Kudos To Congress; Aloha, Reggie
Wednesday - May 25, 2005
It’s funny how the managers of professional sports leagues can go from uncommitted maybe men to determined persons of action as soon as they are taken to the woodshed. Even our old buddy Bud Selig, who not too long ago was the biggest wet noodle of the bunch, is now preaching fire and brimstone to all who dare to dabble in muscular go-go juice.
While no one wants congressional involvement in professional sports, there is no doubt that all the wrangling on Capitol Hill has forced everyone to get moving on the biggest problem facing sports today. So thumbs up to Congress. Too bad they haven’t been this attentive and nonpartisan facing other problems in this country.
House government reform committee chairman Tom Davis (R-Va.) says he will produce a uniform testing bill that will cover all four major sports and he brought together the leaders of the NBA, NFL, NHL and Major League Baseball in an attempt to scare them straight.
The plan sounds good, but one glaring problem remains. Although stiff penalties need to be handed out, if government does decide to get involved, those punishments must be meted out to all pro sports and not just those with big television ratings. If Brett Favre has to pee in a cup, so should 2004 all around rodeo champion Heath Kimber. It’s not about fairness of competition, it’s about safety. That is Congress’ burden. The leagues have their own problems.

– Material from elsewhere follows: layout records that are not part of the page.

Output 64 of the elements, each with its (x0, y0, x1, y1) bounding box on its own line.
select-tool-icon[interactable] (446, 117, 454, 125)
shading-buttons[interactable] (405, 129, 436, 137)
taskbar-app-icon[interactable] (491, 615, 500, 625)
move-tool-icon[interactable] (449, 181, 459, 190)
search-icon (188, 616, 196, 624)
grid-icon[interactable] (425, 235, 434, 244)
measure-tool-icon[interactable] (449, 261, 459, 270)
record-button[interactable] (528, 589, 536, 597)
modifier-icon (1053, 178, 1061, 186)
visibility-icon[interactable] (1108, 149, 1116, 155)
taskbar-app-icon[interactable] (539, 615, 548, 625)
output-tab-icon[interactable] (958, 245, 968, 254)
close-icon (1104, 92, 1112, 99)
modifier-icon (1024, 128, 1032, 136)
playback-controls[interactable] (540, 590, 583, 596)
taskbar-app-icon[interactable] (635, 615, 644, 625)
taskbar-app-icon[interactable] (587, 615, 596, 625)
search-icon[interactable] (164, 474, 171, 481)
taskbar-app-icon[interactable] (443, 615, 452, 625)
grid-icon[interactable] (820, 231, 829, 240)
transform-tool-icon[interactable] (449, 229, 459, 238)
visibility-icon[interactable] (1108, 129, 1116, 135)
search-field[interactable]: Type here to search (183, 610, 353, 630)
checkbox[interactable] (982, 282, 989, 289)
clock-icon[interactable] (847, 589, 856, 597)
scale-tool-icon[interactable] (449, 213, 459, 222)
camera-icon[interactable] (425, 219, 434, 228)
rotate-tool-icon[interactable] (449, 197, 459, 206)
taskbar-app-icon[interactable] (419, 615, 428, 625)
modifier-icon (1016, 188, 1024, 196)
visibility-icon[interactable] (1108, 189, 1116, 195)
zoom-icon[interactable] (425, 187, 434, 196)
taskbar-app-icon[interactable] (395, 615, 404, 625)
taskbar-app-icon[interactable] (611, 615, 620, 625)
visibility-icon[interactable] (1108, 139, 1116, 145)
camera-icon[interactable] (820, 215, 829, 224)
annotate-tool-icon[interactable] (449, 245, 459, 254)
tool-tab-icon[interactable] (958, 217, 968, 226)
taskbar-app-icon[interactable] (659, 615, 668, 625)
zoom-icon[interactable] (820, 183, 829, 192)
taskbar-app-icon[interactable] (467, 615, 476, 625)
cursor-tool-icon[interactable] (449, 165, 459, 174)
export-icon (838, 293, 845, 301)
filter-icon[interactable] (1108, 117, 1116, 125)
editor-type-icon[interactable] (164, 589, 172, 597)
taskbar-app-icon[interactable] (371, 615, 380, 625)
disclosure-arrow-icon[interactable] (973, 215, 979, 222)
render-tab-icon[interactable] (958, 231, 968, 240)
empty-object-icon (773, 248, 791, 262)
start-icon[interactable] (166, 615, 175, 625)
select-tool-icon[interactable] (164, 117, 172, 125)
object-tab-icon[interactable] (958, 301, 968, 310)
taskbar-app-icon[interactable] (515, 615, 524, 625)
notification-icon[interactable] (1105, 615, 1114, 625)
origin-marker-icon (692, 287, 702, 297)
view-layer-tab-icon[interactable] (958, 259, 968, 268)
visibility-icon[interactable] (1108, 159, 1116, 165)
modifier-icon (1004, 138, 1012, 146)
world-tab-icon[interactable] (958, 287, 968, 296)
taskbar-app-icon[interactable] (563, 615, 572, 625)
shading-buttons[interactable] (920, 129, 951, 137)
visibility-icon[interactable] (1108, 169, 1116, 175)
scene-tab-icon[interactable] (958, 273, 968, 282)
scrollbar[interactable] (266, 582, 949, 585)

The final go-round for Reggie Miller came in a 88-79 loss to the Detroit Pistons last Thursday. A sad day for many a basketball fan. The 39-yearold assassin left as he came in, running around like a madman and hitting quick jumpers from nearly every angle and distance. Miller hit on 11-16 shots for 27 points including 4-8 from behind the three-point line. Pacers’ coach Rick Carlisle removed Reggie with 15.7 seconds left so the fans could say goodbye while rival coach Larry Brown called a 20 to let the celebration continue. Nice.
In the coming weeks we will no doubt be deluged with testimonials and highlights of his career. Sorry, Knicks fans. You will always be a part of the Miller highlight reel for the 25 he hung on your team in the 1994 Eastern Conference Finals. And with all the usual post-career reflection and tribute, Miller may seem more Mother Teresa — no doubt wearing a basketball rim for a halo — than NBA jump shooter. But once you wade through all the hype, there are things that stand out from Miller’s career that need no embellishment.
Miller succeeded by outworking everyone. For 18 years he ran, ducked and dodged around screens, teammates and defenders until his opponents simply wilted under the pressure. That doesn’t take unworldly skill, just determination. If a legacy is supposed to inspire those who come after, then Reggie’s message will resound: To win you have to work. A fitting way to remember a man born with a hip deformity that caused him to wear braces on his legs until the age of 5.
Overcoming adversity and working for what you want. No player’s legacy is easier to understand.